Already, we have achieved an unfired biobrick with the compressive strength of a concrete block, tested two-and-a-half years after casting, including a full year exposed in Chicago’s extreme weather. With continued iteration, we believe we can improve its performance.
We are refining ChitoClay formulations on two parallel paths - one for developed economies and one for developing economies - each designed to diminish global reliance on portland cement use. Each economy offers different challenges. Developed economies can leverage access to energy, advanced materials, sophisticated equipment, and transportation to avail more complex processing options to obtain higher-performance materials. In contrast, developing economies like those in Africa and South America rely heavily on mud-brick construction and don’t have equivalent access to energy, equipment, and transportation. Consequently, we are developing a bagged additive that users can manually combine with local materials under ambient temperature and pressure. We began pursuing this path first because of its potential to forestall the adoption of portland cement where it is not yet common. It also stands to raise the standard of living for the greatest number of people.

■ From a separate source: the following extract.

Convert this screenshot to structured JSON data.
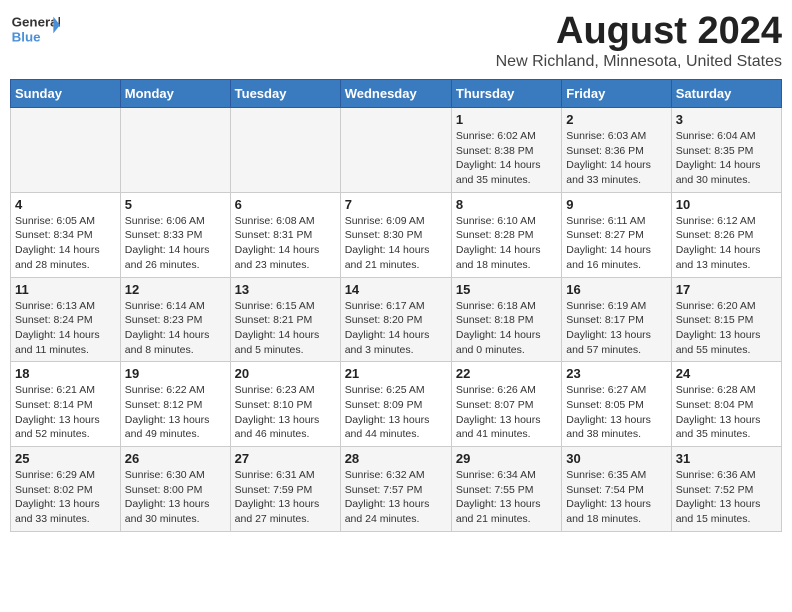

In pursuit of a circular economy, ChitoClay valorizes the shells of crustaceans as a source of chitin, the second most abundant natural polymer in the world after cellulose. Chitin forms the hard exoskeletons of insects and the cell walls of fungi, too. Since chitin is so resistant to decomposing in the natural world, processors must first “upcycle” it into chitosan, a derivative that combines more easily with other materials.
To date, chitosan and other additives have improved the axial compressive strength of unfired ChitoClay biobrick by a factor of six over mud bricks and by a factor of four over compressed earth blocks stabilized while dramatically improving long-term water stability. In rural economies, users can dissolve chitosan and other ChitoClay additives in water and manually mix it with local ball-milled clays and aggregates to produce a material that will set in less than 6 hours and harden in a day. After 14 days, it will have the compressive strength of a concrete block and over half of the compressive strength of ordinary concrete. It will be able to be repeatedly submerged in water for 12 hours and withstand freeze-thaw cycling.
Most importantly, the ChitoClay additives users will handle are nontoxic and solely made from abundant natural biopolymers. So, ChitoClay will deliver outsize advantages for a modest cost and a minuscule carbon footprint. ChitoClay recombines the chitosan biopolymer, used in tissue engineering, drug delivery, and agriculture, with ordinary clay and aggregates. We’ve enhanced its performance by crosslinking it with other biopolymers in novel ways. Although its constituents are known, ChitoClay’s recombinations result in a spectacular advance for a humble building material shared by the developed and developing world.
Although chitin produces hard, water-resistant shells in nature, it must be processed into chitosan before you can combine it with other materials. Like its cousin cellulose, chitin is a polymer derived from glucose. Processors first deacetylate chitin’s monomer acetylglucosamine in an alkaline solution. Here it becomes glucosamine, which exists in long chains of the derived biopolymer chitosan.
The resulting chitosan is a polysaccharide which is a carbohydrate made from bonded sugar molecules. Notably, chitosan is a polycationic organic polymer, offering multiple protonable amino groups that bind with anionic molecules like inorganic clay minerals and other biopolymers. This rare characteristic is its unique advantage. See Figure 5.
In nature, the negative charges of clay minerals confer the ability to support plant growth by binding to cationic nutrients in the soil. No other soil constituent can do this. Of the twelve soil-borne nutrients required by plants, seven are cations. That is why clay soils are the world’s most fertile.
Chitosan protonates in acidic solutions, which allows its cationic groups to bond with anionic groups of other molecules. It is effective at low concentrations, especially when highly deacetylated. Consequently, we formulate ChitoClay with 90% deacetylated chitosan made from shrimp shells. Films we've cast from chitosan solutions approximate the hardness of the parent chitin.
We are now in our second round of testing and will publish our findings shortly.